Dont forget the US had almost 2:1 but most often 5:1 and most enough also 10:1 superiorty to reach that..
They fought most times only few tanks at a time and when those were well placed suffered heavy losses. Thats also "well known".
This is called inflating unsupported pop-history assertions as fact. What is "well known" may in fact be just complete fabrications.
Most small engagements were fought by the US Army's independent tank battalions - and checking their records is actually very easy since the 90s thanks to the US Army releasing most of their after-action reports in the 90s.
Checking the records is in fact so easy that a book on the independent tank battalions had already been written by Harry Yiede - called "Infantry's Armor" - and it shows that the "few encounters resulted in heavy losses" school of thought is nonsense.
http://tankandafvnews.com/2015/02/25/interview-with-harry-yeide-part-1-us-armor-in-world-war-ii/
What instead happened is that tank losses tend to be directly related to unit experience. Tank units, at the start of their careers, tend to fight poorly and suffer heavy losses, but this steadily drops as the unit gains experience especially if the tank unit remains with the same infantry outfit.
In Europe you have high intensity battle pretty much all the time. The one thing I will say about tank losses in the European theatre is that, in the separate tank battalions at least, there was a clear pattern by which losses are heaviest in the first weeks and then losses drop dramatically. There are two factors at work here. One, the least competent commanders are putting their tanks into situations where they get killed. And two, everybody else is learning. And the infantry is learning and losses go way down.
And indeed, reading actual after-action reports is what allows Yiede to know about stuff like this:
The big beef I have with that hardware centric thinking is first off, you have the fact of rapidly dropping losses as a unit gains experience, which tells you the hardware was ok. My conclusion from viewing a lot of after action reports is that there is a crucial factor and a secondary factor that determines who lives and who dies and the crucial thing is the tactical situation. Most of the time the US army is advancing and the Germans have the benefit of concealment position and so on. When you’re advancing, the enemy gets the first shot in most cases. So your tank losses are relatively high. When the Germans are attacking, plain old vanilla 75mm Sherman tanks handle Panthers with no problem. In the Bulge for example, there were cases were American tankers did quite well against better German hardware.

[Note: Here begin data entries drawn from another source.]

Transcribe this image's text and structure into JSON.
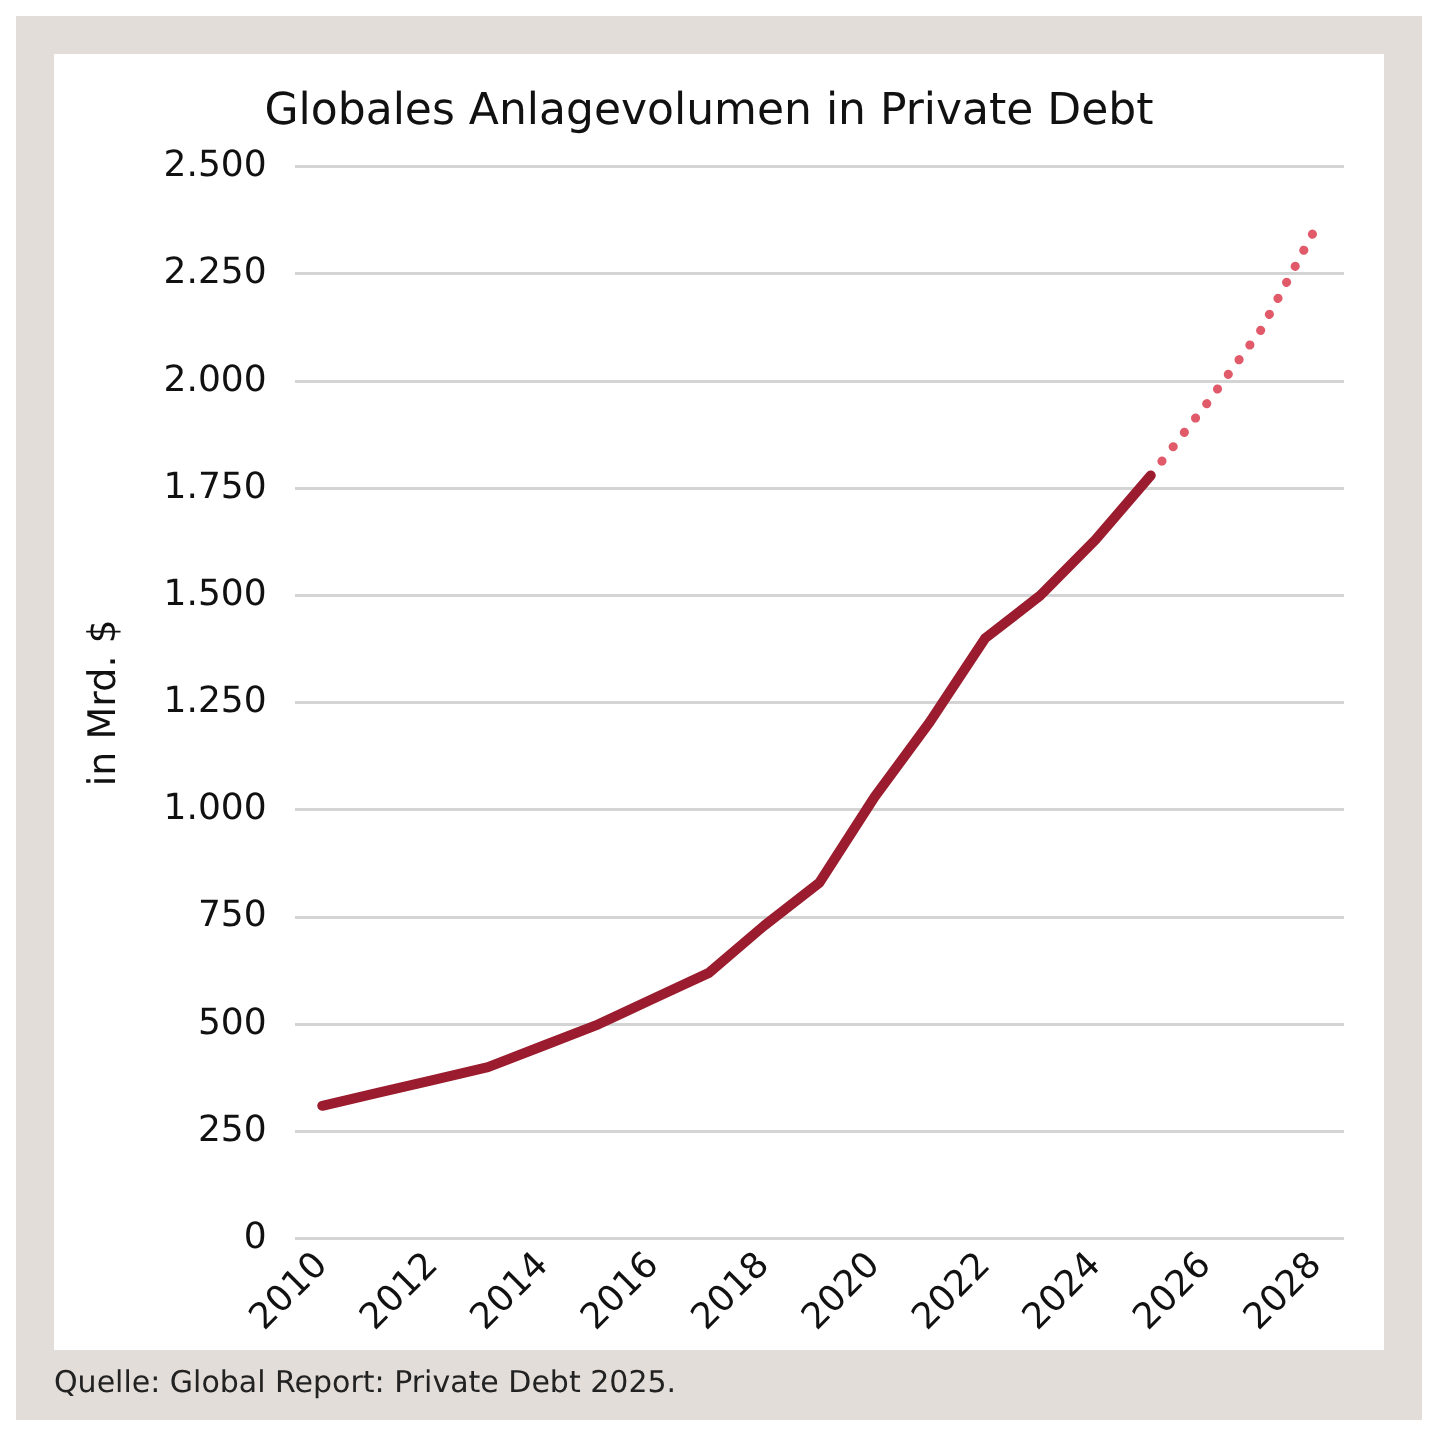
{
  "chart_data": {
    "type": "line",
    "title": "Globales Anlagevolumen in Private Debt",
    "ylabel": "in Mrd. $",
    "annotations": [
      "Quelle: Global Report: Private Debt 2025."
    ],
    "series": [
      {
        "color": "#9b1c2e",
        "line_style": "solid",
        "x": [
          2010,
          2011,
          2012,
          2013,
          2014,
          2015,
          2016,
          2017,
          2018,
          2019,
          2020,
          2021,
          2022,
          2023,
          2024,
          2025
        ],
        "values": [
          310,
          340,
          370,
          400,
          450,
          500,
          560,
          620,
          730,
          830,
          1030,
          1205,
          1400,
          1500,
          1630,
          1780
        ]
      },
      {
        "color": "#e05a6a",
        "line_style": "dotted",
        "x": [
          2025,
          2026,
          2027,
          2028
        ],
        "values": [
          1780,
          1945,
          2120,
          2360
        ]
      }
    ],
    "xlim": [
      2009.5,
      2028.5
    ],
    "xticks": [
      2010,
      2012,
      2014,
      2016,
      2018,
      2020,
      2022,
      2024,
      2026,
      2028
    ],
    "ylim": [
      0,
      2500
    ],
    "yticks": [
      0,
      {
        "value": 250,
        "label": "250"
      },
      {
        "value": 500,
        "label": "500"
      },
      {
        "value": 750,
        "label": "750"
      },
      {
        "value": 1000,
        "label": "1.000"
      },
      {
        "value": 1250,
        "label": "1.250"
      },
      {
        "value": 1500,
        "label": "1.500"
      },
      {
        "value": 1750,
        "label": "1.750"
      },
      {
        "value": 2000,
        "label": "2.000"
      },
      {
        "value": 2250,
        "label": "2.250"
      },
      {
        "value": 2500,
        "label": "2.500"
      }
    ],
    "grid": "y",
    "legend": false,
    "marker": "none"
  }
}
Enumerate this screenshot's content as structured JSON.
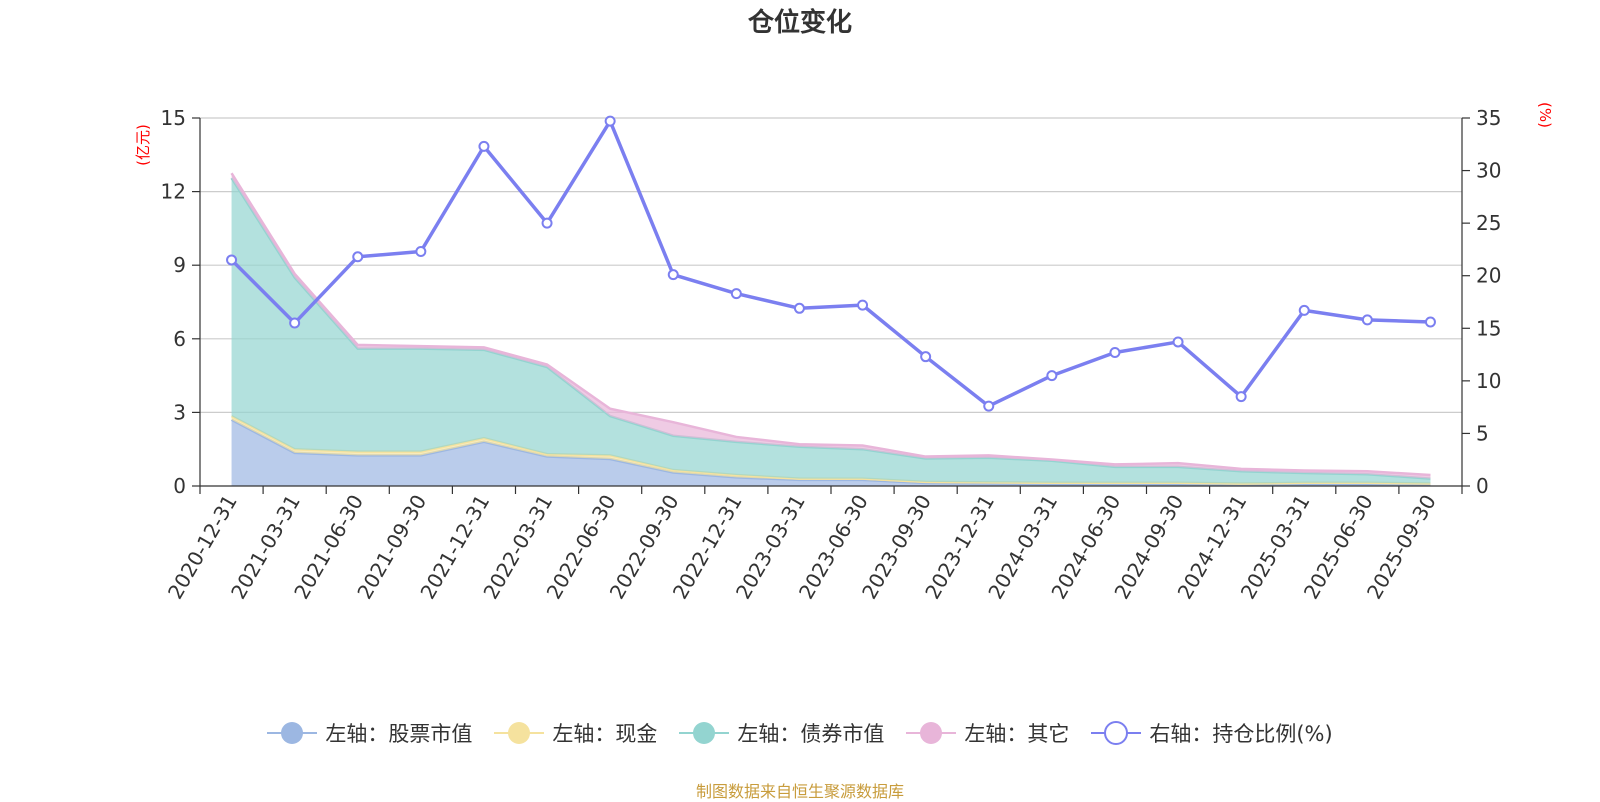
{
  "title": "仓位变化",
  "source": "制图数据来自恒生聚源数据库",
  "chart_data": {
    "type": "area",
    "categories": [
      "2020-12-31",
      "2021-03-31",
      "2021-06-30",
      "2021-09-30",
      "2021-12-31",
      "2022-03-31",
      "2022-06-30",
      "2022-09-30",
      "2022-12-31",
      "2023-03-31",
      "2023-06-30",
      "2023-09-30",
      "2023-12-31",
      "2024-03-31",
      "2024-06-30",
      "2024-09-30",
      "2024-12-31",
      "2025-03-31",
      "2025-06-30",
      "2025-09-30"
    ],
    "left_axis": {
      "unit": "(亿元)",
      "ylim": [
        0,
        15
      ],
      "ticks": [
        "0",
        "3",
        "6",
        "9",
        "12",
        "15"
      ]
    },
    "right_axis": {
      "unit": "(%)",
      "ylim": [
        0,
        35
      ],
      "ticks": [
        "0",
        "5",
        "10",
        "15",
        "20",
        "25",
        "30",
        "35"
      ]
    },
    "grid": true,
    "legend_position": "bottom",
    "stacked_series": [
      {
        "name": "左轴：股票市值",
        "color": "#9cb7e2",
        "values": [
          2.7,
          1.35,
          1.25,
          1.25,
          1.8,
          1.2,
          1.1,
          0.55,
          0.35,
          0.25,
          0.25,
          0.12,
          0.1,
          0.08,
          0.08,
          0.08,
          0.05,
          0.08,
          0.08,
          0.06
        ]
      },
      {
        "name": "左轴：现金",
        "color": "#f5e29e",
        "values": [
          0.15,
          0.15,
          0.15,
          0.15,
          0.15,
          0.1,
          0.15,
          0.1,
          0.1,
          0.05,
          0.05,
          0.05,
          0.05,
          0.05,
          0.05,
          0.05,
          0.05,
          0.05,
          0.05,
          0.04
        ]
      },
      {
        "name": "左轴：债券市值",
        "color": "#93d4d0",
        "values": [
          9.7,
          7.0,
          4.2,
          4.2,
          3.6,
          3.55,
          1.6,
          1.4,
          1.35,
          1.3,
          1.2,
          0.95,
          1.0,
          0.9,
          0.65,
          0.65,
          0.5,
          0.4,
          0.35,
          0.2
        ]
      },
      {
        "name": "左轴：其它",
        "color": "#e8b5d9",
        "values": [
          0.2,
          0.15,
          0.15,
          0.1,
          0.1,
          0.1,
          0.3,
          0.55,
          0.2,
          0.1,
          0.15,
          0.08,
          0.1,
          0.05,
          0.1,
          0.15,
          0.1,
          0.1,
          0.12,
          0.15
        ]
      }
    ],
    "line_series": {
      "name": "右轴：持仓比例(%)",
      "color": "#7b7ff0",
      "values": [
        21.5,
        15.5,
        21.8,
        22.3,
        32.3,
        25.0,
        34.7,
        20.1,
        18.3,
        16.9,
        17.2,
        12.3,
        7.6,
        10.5,
        12.7,
        13.7,
        8.5,
        16.7,
        15.8,
        15.6
      ]
    }
  }
}
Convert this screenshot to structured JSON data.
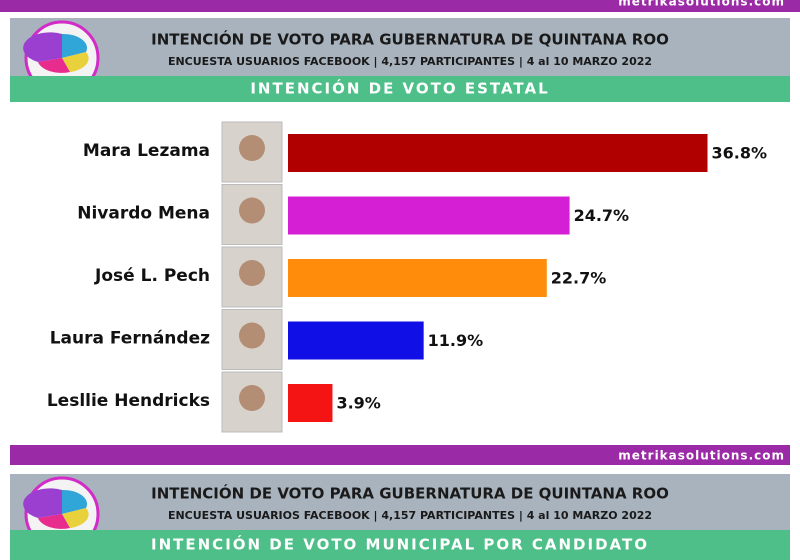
{
  "chart_data": {
    "type": "bar",
    "title": "INTENCIÓN DE VOTO PARA GUBERNATURA DE QUINTANA ROO",
    "subtitle": "ENCUESTA USUARIOS FACEBOOK | 4,157 PARTICIPANTES | 4 al 10 MARZO 2022",
    "section": "INTENCIÓN DE VOTO ESTATAL",
    "categories": [
      "Mara Lezama",
      "Nivardo Mena",
      "José L. Pech",
      "Laura Fernández",
      "Lesllie Hendricks"
    ],
    "values": [
      36.8,
      24.7,
      22.7,
      11.9,
      3.9
    ],
    "value_labels": [
      "36.8%",
      "24.7%",
      "22.7%",
      "11.9%",
      "3.9%"
    ],
    "colors": [
      "#b00000",
      "#d41fd4",
      "#ff8c0a",
      "#0f0fe6",
      "#f51414"
    ]
  },
  "website": "metrikasolutions.com",
  "next_panel": {
    "title": "INTENCIÓN DE VOTO PARA GUBERNATURA DE QUINTANA ROO",
    "subtitle": "ENCUESTA USUARIOS FACEBOOK | 4,157 PARTICIPANTES | 4 al 10 MARZO 2022",
    "section": "INTENCIÓN DE VOTO MUNICIPAL POR CANDIDATO"
  }
}
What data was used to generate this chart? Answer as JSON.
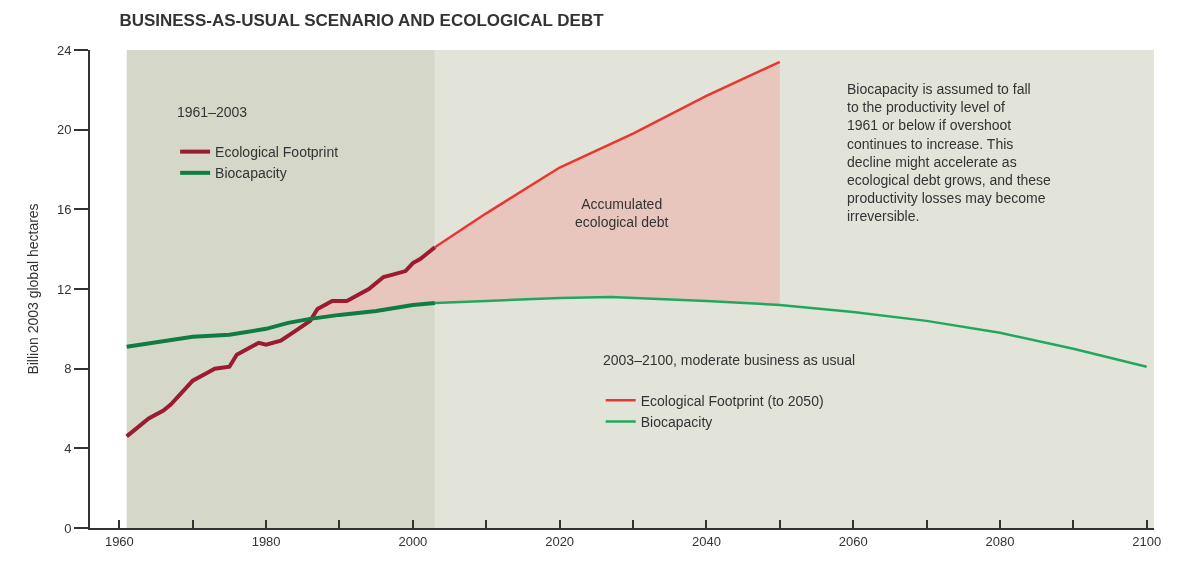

They also never had to get a 10:1 numbers advantage just to kill one German tank - even while on the attack as few as 2 were needed; and in any case the independent tank battalions rarely deployed tanks in larger than platoon-sized formations anyway. Meanwhile the Germans very rarely deployed their tanks singly and often tried to get company or platoons together before deploying them - meaning that you had equal numbers in most of these small engagements. The American Army's armor superiority instead made itself known by how the Germans kept fighting battles without any armored support at all - because for every Sherman vs Stug platoon battle, there would be a dozen engagements where the US infantry with armor support would overpower German infantry with nothing more than towed anti-tank guns and panzerfausts.
That the "small, isolated groups of Panzers inflicting great damage on the US Army" myth still persists shows how the vast majority of popular history cannot be relied upon to tell the truth; because it's largely based on ancedotes that are taken at face value and yet completely fall apart with some investigation.
One famous anecdote for instance is Barkmann's corner, where the "ace" Barkmann claims he led a single Panther to destroy a compaany of Shermans in one afternoon. In reality, this account comes entirely from Barkmann himself and is not supported by American sources - who record losing only 2 armored cars in the area Barkmann fought his "corner". It is also not supported by any other German sources except Barkmann's commander, who accepted the story despite having no other witnesses, and the Nazi propaganda machine.
Indeed, I know of German-language researchers who snarkily point out that Barkmann in fact most likely got lost, spent a whole day finding his unit (and robbing a Frenchman of his wine in the process), and then invented the whole story to escape getting chewed out for wasting a day driving around the country side. That the German propaganda machine then seized upon the fake story and made Barkmann into a hero instead of an idiot who couldn't read a simple map is then all simply ignored because Germans are supposedly incapable of lying.